Partial update (mutateIn) inside transactions?

Hi,

Is there any way to do a partial update inside a transaction?

All I need is to update a single field, so I would like to avoid having to fetch the entire document and do a full update. The documents can be relatively big and performance for this use case is critical. For that reason I would also like to avoid using n1ql.

To clarify the transaction involves updates to several documents.

Thanks,
Lucas

Hi @Lucas_Majerowicz

There is no support for key-value Sub-Document support inside transactions at this time. Thanks for raising this though; requests like this help us know where to focus our engineering effort in the future.

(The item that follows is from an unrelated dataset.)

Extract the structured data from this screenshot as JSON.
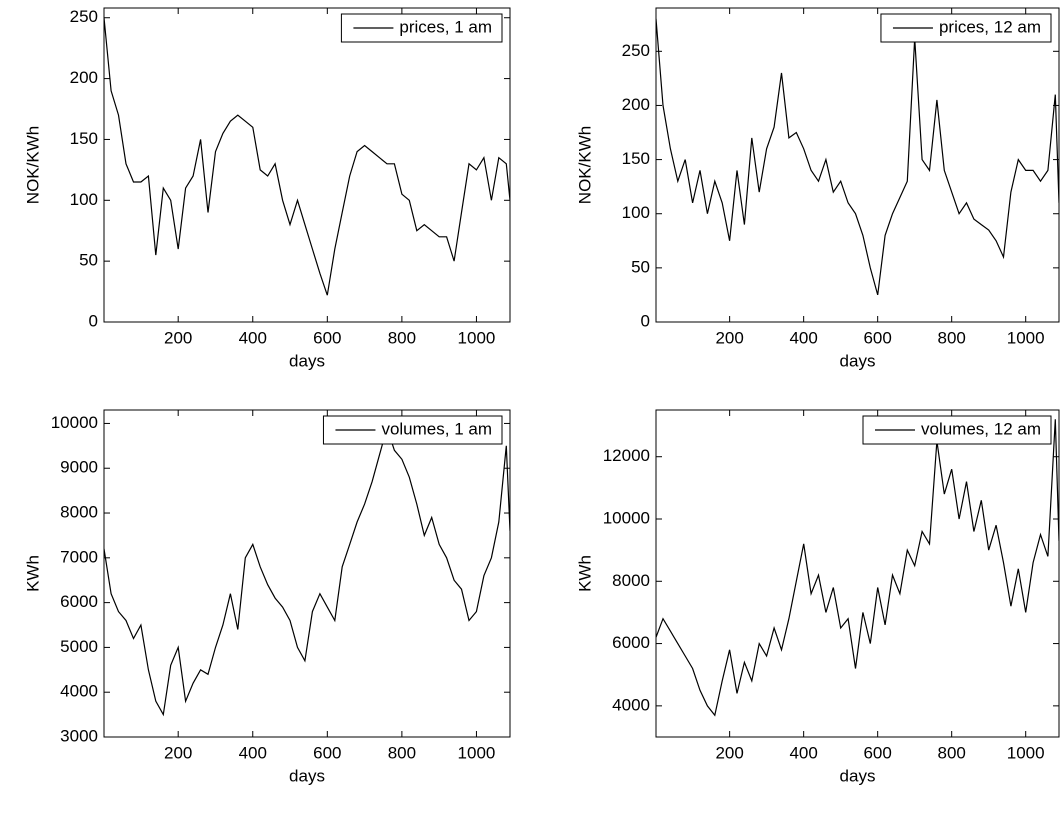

It would be worth testing out the performance with N1QL. It won’t be quite as efficient as key-value Sub-Document for reasons including the query parsing cost, but if you use USE KEYs then there is no index lookup required and the query service can fetch the documents directly from the key-value service. And while the query service will be fetching the full documents, this will be intra-cluster.

Hi @graham.pople ,

Thanks for your prompt response.

Follow up question: say I have 100k ‘elements’ to process. For each element I need to do 1 full document update and 2 document partial updates. It’s important to have atomicity for the 3 updates of every element, but don’t need atomicity for the entire 100k elements. If the process fails in the middle, it’s ok as long elements are left in a consistent state: either 0 or 3 updates for every element.

To maximize performance, would it be better to have multiple parallel single-element transactions (100k transactions each having 3 updates)? Or maybe having each transaction update multiple elements would be better (fewer but bigger transactions, e.g. 10k transactions each one having 30 updates)?

Note that each document partial update would be done using n1ql as you suggested. So 1 replace and 2 queries using keys in a transaction.

Thanks again,
Lucas

Hi @Lucas_Majerowicz
Great question. Under the hood, each transaction attempt writes three times into a document called an Active Transaction Record (PENDING, COMMITTED, and removal). And each key-value document write (insert, replace, remove) is doubled - once for staging, once for committing. So 100k transactions each doing 1 element (3 updates) will be 100k * (3 ATR writes + 3 staging writes + 3 committing writes) = 900k total writes. While 10k transactions would be 10k * (3 ATR writes + 30 staging writes + 30 committing writes) = 630k total writes. So the fixed overhead-per-attempt of the ATR writes clearly steers towards less-but-larger transactions.

But there is a balancing act to achieve. If a transaction conflicts with another, it must rollback and retry, which adds more writes. Smaller transactions will probably be less likely to conflict. So that really depends on your workload - if conflicts are unlikely in your case, you can likely push to bigger transactions.

Those are the main performance considerations. The transactions protocol is very well distributed: writes will be distributed pretty evenly across all key-value nodes thanks to auto-sharding, and there are 1,024 Active Transaction Records by default to distribute over, so there aren’t any hotspots there that you need to avoid.

One final thing to note, since you are pushing these updates through N1QL, is the query service handles statements in serial. E.g. 3 query nodes will be processing at most 3 statements regardless of how many parallel transactions are taking place. This would be another factor that would steer me to recommend fewer-but-larger transactions.

Hi @graham.pople,

Thanks for the detailed answer. I’ll need to run some tests and see what transaction size gives the best performance.

Best,
Lucas

I realize this is old (I was looking for something else), but - Why not have the application get the document, then, in-memory, do the full update followed by the two partial updates, then replace the document? Even without the transaction, the update will be atomic.